The Boston Municipal Research Bureau has been looking over the shoulders of city officials for 87 years now. For more than half of those years Sam Tyler, who retires this week as its executive director, has been a part of the effort, leading the bureau for the last 36 years.
It seems impossible to imagine the city without Tyler being part of the ongoing debate — over taxes and revenue sources, personnel, schools, and union contracts — and what they net for residents and taxpayers. Those issues and countless others have all been part of his weighty municipal portfolio.
Tyler, 72, has made the research bureau into a critical combination of fiscal watchdog and conscience — never losing sight of the balance sheet, but also never forgetting that every city is only as good as the moral compass that guides it.
Under Tyler, the bureau did impeccable research, perhaps telling taxpayers more than they ever wanted to know about the city’s own budget-busters —
its pension system and health care costs. That knowledge became the basis for reforms that several decades ago would have seemed impossible.
He has led the bureau under the administrations of four very different mayors, starting with Kevin White, operating at a time when White himself came under federal investigation and a number of city employees went to prison. Subsequent mayors – Ray Flynn, Tom Menino and, today, Marty Walsh – all came to acknowledge – however grudgingly at times – that Tyler could be depended on to offer straight-up data-driven advice.

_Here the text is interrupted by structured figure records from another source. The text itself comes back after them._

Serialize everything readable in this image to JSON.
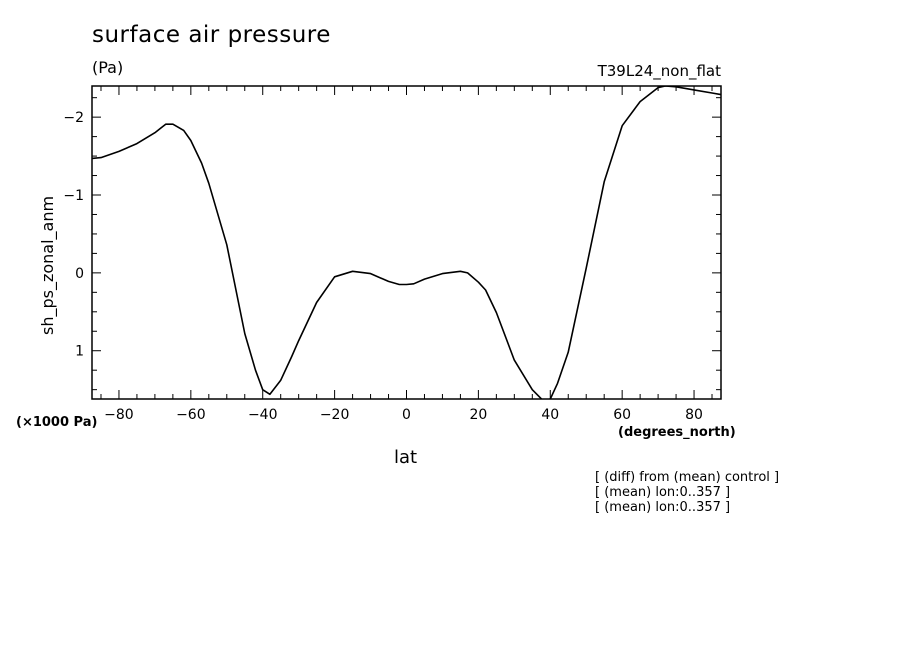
{
  "header": {
    "title": "surface air pressure",
    "units": "(Pa)",
    "run": "T39L24_non_flat"
  },
  "footer": {
    "scale_label": "(×1000 Pa)",
    "x_units": "(degrees_north)",
    "notes": [
      "[ (diff) from (mean) control ]",
      "[ (mean) lon:0..357 ]",
      "[ (mean) lon:0..357 ]"
    ]
  },
  "chart_data": {
    "type": "line",
    "xlabel": "lat",
    "ylabel": "sh_ps_zonal_anm",
    "xlim": [
      -87.5,
      87.5
    ],
    "ylim": [
      1.62,
      -2.4
    ],
    "x_ticks": [
      -80,
      -60,
      -40,
      -20,
      0,
      20,
      40,
      60,
      80
    ],
    "x_tick_labels": [
      "−80",
      "−60",
      "−40",
      "−20",
      "0",
      "20",
      "40",
      "60",
      "80"
    ],
    "y_ticks": [
      -2,
      -1,
      0,
      1
    ],
    "y_tick_labels": [
      "−2",
      "−1",
      "0",
      "1"
    ],
    "grid": false,
    "series": [
      {
        "x": [
          -87.5,
          -85,
          -80,
          -75,
          -70,
          -67,
          -65,
          -62,
          -60,
          -57,
          -55,
          -50,
          -45,
          -42,
          -40,
          -38,
          -35,
          -32,
          -30,
          -25,
          -20,
          -15,
          -10,
          -5,
          -2,
          0,
          2,
          5,
          10,
          15,
          17,
          20,
          22,
          25,
          30,
          35,
          38,
          40,
          42,
          45,
          50,
          55,
          60,
          65,
          70,
          72,
          75,
          80,
          85,
          87.5
        ],
        "y": [
          -1.47,
          -1.48,
          -1.56,
          -1.66,
          -1.8,
          -1.91,
          -1.91,
          -1.83,
          -1.7,
          -1.41,
          -1.15,
          -0.36,
          0.78,
          1.25,
          1.5,
          1.56,
          1.38,
          1.08,
          0.87,
          0.38,
          0.05,
          -0.02,
          0.01,
          0.11,
          0.15,
          0.15,
          0.14,
          0.08,
          0.01,
          -0.02,
          0.0,
          0.12,
          0.22,
          0.51,
          1.12,
          1.5,
          1.64,
          1.62,
          1.42,
          1.02,
          -0.06,
          -1.17,
          -1.89,
          -2.2,
          -2.38,
          -2.4,
          -2.39,
          -2.35,
          -2.31,
          -2.29
        ]
      }
    ]
  }
}
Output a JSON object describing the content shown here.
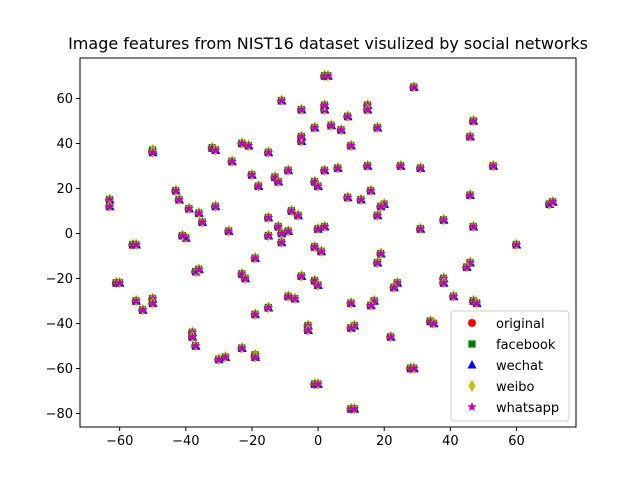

Tyler’s hand can be seen in the bureau’s annual Henry L. Shattuck Public Service Awards, named for a former bureau chairman, which for the past 33 years has celebrated the work of largely unsung heroes. Last year’s recipients included a school lunch monitor, an architect, a custodian, and a police officer. The awards are an extension of Tyler’s deeply rooted belief that public service is indeed a calling.
One of the many issues on which Tyler has been a passionate advocate is preserving Boston’s mayoral-appointed School Committee, a move he championed in the early ’90s, fought for again when it went on the ballot in 1996, and remains committed to now.
Tyler is one of those rare individuals who managed to dodge Boston’s notorious tribal wars, earning the respect of business and political leaders alike. His is a template that would-be civic leaders would be wise to emulate, and that’s the best kind of legacy.